The Bureau of Industry and Security issued a final rule to correct references and typographical errors in the Commerce Control List (CCL). According to BIS, the corrections to the CCL “are primarily editorial in nature and do not affect license requirements.” The exception is ECCN 3A991, where a technical standard is changed. The following ECCNs are being revised (reason for revision in parentheses):
Under all scenarios, the U.S. is likely to get net economic benefits from allowing liquefied natural gas exports, according to a study by NERA Consulting commissioned by the Department of Energy. The study will assist in the decision making process on whether to allow LNG exports, DoE said, but additional factors need to be considered. The NERA study said net economic benefits increase as the level of LNG exports increase: "Scenarios with unlimited exports always had higher net economic benefits than corresponding cases with limited exports. In all of these cases, benefits that come from export expansion more than outweigh the losses from reduced capital and wage income to U.S. consumers, and hence LNG exports have net economic benefits in spite of higher domestic natural gas prices."

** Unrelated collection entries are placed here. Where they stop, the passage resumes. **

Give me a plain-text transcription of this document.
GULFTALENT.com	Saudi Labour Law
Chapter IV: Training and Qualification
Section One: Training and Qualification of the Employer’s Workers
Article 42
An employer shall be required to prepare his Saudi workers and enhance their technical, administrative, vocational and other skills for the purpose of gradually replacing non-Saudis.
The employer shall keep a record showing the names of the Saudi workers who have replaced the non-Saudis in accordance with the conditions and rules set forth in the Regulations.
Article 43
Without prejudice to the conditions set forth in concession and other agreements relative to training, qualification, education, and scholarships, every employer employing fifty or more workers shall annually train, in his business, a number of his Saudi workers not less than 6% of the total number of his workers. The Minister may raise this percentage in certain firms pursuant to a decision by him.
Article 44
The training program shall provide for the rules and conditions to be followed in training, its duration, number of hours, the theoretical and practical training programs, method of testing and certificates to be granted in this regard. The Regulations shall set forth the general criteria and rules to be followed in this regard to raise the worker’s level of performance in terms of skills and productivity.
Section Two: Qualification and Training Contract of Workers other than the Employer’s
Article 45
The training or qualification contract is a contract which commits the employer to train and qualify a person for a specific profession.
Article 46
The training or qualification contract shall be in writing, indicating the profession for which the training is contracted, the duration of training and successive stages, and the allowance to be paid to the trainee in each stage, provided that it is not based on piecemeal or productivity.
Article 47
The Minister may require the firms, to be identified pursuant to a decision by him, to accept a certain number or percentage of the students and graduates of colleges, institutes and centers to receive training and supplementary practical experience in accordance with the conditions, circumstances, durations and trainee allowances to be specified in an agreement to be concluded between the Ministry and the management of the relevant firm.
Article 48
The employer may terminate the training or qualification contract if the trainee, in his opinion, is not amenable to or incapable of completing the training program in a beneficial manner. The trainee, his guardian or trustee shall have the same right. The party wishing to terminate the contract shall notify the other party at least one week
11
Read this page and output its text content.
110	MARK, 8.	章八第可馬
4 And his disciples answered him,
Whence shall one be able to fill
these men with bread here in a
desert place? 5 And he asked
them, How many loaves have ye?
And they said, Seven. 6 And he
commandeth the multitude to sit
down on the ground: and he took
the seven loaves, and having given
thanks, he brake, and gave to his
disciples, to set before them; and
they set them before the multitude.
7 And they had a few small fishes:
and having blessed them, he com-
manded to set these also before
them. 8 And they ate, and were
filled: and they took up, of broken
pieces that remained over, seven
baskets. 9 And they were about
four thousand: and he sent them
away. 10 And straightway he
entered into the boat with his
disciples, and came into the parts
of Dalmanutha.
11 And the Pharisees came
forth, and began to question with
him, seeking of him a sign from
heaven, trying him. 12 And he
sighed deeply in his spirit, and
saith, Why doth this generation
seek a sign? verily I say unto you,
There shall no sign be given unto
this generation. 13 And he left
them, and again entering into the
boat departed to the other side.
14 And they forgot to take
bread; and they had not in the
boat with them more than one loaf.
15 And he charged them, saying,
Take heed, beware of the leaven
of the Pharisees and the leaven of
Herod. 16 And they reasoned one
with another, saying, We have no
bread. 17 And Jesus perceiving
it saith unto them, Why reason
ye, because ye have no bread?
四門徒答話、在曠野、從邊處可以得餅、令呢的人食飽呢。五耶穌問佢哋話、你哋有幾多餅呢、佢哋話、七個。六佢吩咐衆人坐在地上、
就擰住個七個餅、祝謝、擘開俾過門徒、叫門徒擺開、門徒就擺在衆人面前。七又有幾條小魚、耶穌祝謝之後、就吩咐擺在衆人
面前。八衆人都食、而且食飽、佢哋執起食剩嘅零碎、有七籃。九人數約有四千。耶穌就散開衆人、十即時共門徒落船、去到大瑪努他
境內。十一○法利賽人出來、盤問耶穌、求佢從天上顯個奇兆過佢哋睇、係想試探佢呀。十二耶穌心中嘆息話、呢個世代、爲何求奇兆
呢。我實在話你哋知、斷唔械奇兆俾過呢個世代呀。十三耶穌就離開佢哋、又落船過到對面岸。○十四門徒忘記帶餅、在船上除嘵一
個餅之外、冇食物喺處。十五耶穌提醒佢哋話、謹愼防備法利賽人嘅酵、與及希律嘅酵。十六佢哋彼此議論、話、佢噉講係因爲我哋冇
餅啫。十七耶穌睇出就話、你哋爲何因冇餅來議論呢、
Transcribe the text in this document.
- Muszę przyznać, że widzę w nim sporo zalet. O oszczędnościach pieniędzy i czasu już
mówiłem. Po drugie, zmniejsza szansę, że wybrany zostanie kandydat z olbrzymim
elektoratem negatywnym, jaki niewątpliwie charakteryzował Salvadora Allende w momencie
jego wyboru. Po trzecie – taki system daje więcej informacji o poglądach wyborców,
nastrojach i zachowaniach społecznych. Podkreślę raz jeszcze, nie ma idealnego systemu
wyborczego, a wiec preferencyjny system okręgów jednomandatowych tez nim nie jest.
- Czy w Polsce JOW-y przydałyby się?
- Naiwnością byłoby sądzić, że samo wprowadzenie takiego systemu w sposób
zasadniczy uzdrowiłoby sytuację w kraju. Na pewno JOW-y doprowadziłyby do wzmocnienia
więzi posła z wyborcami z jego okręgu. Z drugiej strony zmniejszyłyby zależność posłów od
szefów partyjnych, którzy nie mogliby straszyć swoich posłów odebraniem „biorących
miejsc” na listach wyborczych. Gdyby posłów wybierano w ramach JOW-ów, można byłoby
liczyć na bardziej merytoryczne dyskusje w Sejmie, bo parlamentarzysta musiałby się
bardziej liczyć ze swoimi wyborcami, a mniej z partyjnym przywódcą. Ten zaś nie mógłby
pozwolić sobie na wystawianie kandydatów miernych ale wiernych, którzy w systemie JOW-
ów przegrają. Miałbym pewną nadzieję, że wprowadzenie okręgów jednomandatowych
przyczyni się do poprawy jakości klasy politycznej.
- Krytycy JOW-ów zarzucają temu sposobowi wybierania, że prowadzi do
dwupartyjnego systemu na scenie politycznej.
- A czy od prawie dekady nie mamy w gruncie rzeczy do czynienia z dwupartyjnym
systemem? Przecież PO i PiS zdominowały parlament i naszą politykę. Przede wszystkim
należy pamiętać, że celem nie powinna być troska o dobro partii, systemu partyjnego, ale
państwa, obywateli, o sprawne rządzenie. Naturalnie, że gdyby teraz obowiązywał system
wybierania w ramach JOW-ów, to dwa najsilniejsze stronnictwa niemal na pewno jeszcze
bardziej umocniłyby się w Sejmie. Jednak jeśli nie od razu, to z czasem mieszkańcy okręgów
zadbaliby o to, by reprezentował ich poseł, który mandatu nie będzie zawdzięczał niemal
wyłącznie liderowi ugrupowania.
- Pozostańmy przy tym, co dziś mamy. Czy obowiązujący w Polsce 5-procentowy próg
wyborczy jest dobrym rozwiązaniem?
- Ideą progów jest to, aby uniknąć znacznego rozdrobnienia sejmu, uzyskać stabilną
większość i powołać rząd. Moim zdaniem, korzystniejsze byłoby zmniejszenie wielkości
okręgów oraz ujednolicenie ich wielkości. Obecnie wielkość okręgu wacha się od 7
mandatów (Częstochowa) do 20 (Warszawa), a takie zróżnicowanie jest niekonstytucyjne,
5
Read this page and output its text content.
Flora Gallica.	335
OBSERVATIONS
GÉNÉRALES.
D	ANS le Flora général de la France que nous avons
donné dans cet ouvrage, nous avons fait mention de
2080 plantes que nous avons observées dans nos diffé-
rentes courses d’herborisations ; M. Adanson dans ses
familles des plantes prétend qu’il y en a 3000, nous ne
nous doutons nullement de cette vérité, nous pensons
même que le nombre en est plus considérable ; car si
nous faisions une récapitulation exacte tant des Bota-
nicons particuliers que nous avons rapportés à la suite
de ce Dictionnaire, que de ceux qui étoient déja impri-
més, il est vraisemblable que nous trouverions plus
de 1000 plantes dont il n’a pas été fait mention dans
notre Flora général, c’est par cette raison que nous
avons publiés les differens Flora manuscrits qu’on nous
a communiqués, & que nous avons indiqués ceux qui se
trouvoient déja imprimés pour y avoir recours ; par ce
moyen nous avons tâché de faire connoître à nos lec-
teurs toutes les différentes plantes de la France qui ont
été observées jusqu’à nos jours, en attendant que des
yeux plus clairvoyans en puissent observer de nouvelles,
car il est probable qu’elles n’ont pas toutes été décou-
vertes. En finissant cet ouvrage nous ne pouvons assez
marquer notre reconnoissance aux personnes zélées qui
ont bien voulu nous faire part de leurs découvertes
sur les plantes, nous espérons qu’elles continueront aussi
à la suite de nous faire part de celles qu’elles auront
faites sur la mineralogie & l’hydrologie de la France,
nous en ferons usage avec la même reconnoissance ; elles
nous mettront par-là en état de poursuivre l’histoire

The Export-Import Bank of the U.S. provided notice that it has committed to a long-term loan or financial guarantee in excess of $100 million to support the export of Boeing 737 commercial aircraft to Indonesia and/or Malaysia. The loans are to PT Lion Mentari and/or PT Batik Air Indonesia and/or Malindo Airways Sdn.
The Department of Energy is seeking comment on several applications to export liquefied natural gas (LNG), including:
The Export-Import Bank of the U.S. approved a $1.06 billion direct loan and a guarantee of a $1.06 billion loan by JPMorgan Chase to Reliance Industries of Mumbai, India, for the export of American goods and services. The credit will support approximately 12,300 U.S. jobs, according to bank estimates. Among the more than 65 exporters and suppliers involved in the transaction are Fluor Corp., Lummus Technology, Univation Technologies, Bechtel and ConocoPhillips. Reliance intends to increase the complex's petrochemical output by constructing a petcoke gasification unit. Reliance also plans to erect a refinery off-gas cracker with matching downstream units that will better integrate polymer and polyester production.
The Sub-Saharan Africa Advisory Committee of the Export-Import Bank of the U.S. is to meet at 10:30 a.m. Dec. 17 in the bank's Main Conference Room 326, 811 Vermont Avenue, N.W., Washington, D.C. The meeting is open to the public. Further information: Exa Richards, 202-565-3455.
At the request of Sanderson Farms, Inc., a North American Free Trade Agreement panel review was launched on countervailing duties on the import into Mexico of chicken leg quarters from the U.S., according to a Federal Register notice scheduled for Dec. 5. The request was filed with the Mexican Section of the NAFTA Secretariat pursuant to Article 1904 of the North American Free Trade Agreement. The NAFTA Secretariat assigned Case Number MEX-USA-2012-1904-01 to the review.